Further, while it does impress some people to talk tough and say, "I wouldn't lift a finger to help these banks -- they need to learn their lesson," the problem is that "teaching the banks a lesson" could entail collateral damage that goes far beyond the banks and causes severe harm to many innocent bystanders. Is "teaching the banks a lesson" worth the risk that ordinary citizens might be unable to access money that they have in money market funds for an unknown period of time, for example? If ordinary citizens can't access their money, it would cause all kinds of disastrous problems for families and small businesses. Is that a worthwhile price to pay in order to "teach those banks a lesson" about loaning to risky borrowers (especially when the government made those banks make a lot of those loans in the first place)?

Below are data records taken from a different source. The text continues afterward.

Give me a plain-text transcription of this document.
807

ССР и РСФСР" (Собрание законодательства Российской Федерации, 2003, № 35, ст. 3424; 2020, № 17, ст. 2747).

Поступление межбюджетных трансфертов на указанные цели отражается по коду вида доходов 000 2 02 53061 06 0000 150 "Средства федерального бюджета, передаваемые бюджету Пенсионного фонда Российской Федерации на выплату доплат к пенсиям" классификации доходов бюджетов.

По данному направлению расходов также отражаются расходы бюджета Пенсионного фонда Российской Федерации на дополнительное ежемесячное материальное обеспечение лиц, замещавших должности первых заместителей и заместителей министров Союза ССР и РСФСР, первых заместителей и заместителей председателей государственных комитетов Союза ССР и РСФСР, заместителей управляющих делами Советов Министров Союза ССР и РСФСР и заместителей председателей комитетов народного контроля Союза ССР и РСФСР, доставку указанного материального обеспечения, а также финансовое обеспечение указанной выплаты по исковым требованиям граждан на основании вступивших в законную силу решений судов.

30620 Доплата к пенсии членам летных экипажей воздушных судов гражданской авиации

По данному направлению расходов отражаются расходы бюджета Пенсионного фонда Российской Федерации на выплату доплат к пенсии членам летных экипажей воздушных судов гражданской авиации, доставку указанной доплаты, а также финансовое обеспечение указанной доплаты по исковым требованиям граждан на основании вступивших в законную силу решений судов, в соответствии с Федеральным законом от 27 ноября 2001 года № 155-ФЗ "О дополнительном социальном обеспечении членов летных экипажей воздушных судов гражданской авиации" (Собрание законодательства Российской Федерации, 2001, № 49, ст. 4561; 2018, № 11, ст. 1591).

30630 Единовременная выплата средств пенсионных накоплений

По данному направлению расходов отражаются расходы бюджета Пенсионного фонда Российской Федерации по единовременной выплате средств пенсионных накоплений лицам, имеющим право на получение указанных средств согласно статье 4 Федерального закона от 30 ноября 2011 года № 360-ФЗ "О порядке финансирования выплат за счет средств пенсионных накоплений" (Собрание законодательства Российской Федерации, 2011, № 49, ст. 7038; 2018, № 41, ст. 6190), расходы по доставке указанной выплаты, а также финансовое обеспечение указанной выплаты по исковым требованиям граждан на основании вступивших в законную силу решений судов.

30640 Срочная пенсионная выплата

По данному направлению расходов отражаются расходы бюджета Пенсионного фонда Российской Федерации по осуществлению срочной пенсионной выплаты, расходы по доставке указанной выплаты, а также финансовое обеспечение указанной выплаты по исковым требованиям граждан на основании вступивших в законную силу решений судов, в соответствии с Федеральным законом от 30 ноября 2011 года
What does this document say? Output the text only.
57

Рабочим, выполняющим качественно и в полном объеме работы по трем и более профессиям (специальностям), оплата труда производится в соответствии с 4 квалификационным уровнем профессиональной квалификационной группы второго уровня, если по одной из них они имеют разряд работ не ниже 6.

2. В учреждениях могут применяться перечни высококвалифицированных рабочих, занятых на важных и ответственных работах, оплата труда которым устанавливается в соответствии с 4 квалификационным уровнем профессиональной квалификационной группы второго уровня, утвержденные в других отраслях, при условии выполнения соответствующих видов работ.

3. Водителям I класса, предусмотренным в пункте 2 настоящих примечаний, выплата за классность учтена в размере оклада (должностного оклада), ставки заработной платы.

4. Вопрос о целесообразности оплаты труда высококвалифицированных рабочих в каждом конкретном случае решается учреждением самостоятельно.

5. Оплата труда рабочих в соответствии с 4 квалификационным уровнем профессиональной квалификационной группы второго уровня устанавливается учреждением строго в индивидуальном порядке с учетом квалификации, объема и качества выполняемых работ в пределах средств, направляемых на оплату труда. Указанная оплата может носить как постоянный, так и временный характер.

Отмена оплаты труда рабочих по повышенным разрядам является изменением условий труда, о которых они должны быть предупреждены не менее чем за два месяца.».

To take this position is almost equivalent to saying, "If kids are playing with matches, you have to let them burn down the house sometimes -- it teaches them a lesson -- and that's just tough if they get burned to death in the process, along with a few of the neighbors."

The bottom line of all this is the fact that "you can't have just a little bit of socialism."

When governments interfere with banking, even if it's just a little bit, it eventually results in situations just like the one that is unfolding right now in Europe. First, the government meddling tends to result in expanded lending activity to borrowers who would not otherwise get loans (and at terms that those borrowers would never be able to get under a purely "free market" situation). This happens both because governments feel they can tell banks to whom they should loan and also because banks become more willing to lend to people or governments they would not otherwise lend to, as long as the government promises to pick up the tab if those loans don't work out (have a look at our previous post on the Solyndra debacle, for a recent example).

After the first result (expanded lending to people and/or governments who would otherwise not get loans, or who would otherwise have to pay a lot more for those loans), the second result is rather obvious. When all that artificially-expanded credit begins to go sour, the government sails in with other people's money in order to prevent the whole house from burning down. Once even a "little bit of socialism" gets added to banking, TBTF becomes an inevitable acronym of banking.

The sad fact of the matter is this: there is a market rate for borrowing that is based on creditworthiness, and if you want to subvert that rate, you will end up with inevitable losses. Loaning lots of money to people or nations with terrible credit histories will always mean that some of it is lost, and if you don't charge them high enough rates to cover those losses, you will have to get the money from someone else to cover those losses. The place that governments get that money is obviously from everybody else, either in the form of higher taxes or in the form of inflation and the slow loss of their purchasing power over time, or both. As Milton Friedman famously said numerous times, in economics there is no free lunch.

Yesterday we published a post about some other lessons from the current European crisis, but we believe the topic of this post is the biggest lesson out of the entire European situation. We have been talking about today's action which was probably taken to prevent a bank failure, but the question of government involvement in banking, lending, and bailing out is related to what we have called "the question of our time," because bloated spending by governments is directly connected to easy credit and borrowing, interference in banking, and ultimately the devaluation of currency. The pensions and other government entitlements that some Europeans have been enjoying on borrowed money are now going to be paid for by everyone else, but this should not come as a surprise.

Once people, through their elected leaders, decide to abandon the principles of free market capitalism, the socialization of losses and "too big to fail" become inevitable consequences. Everyone pays.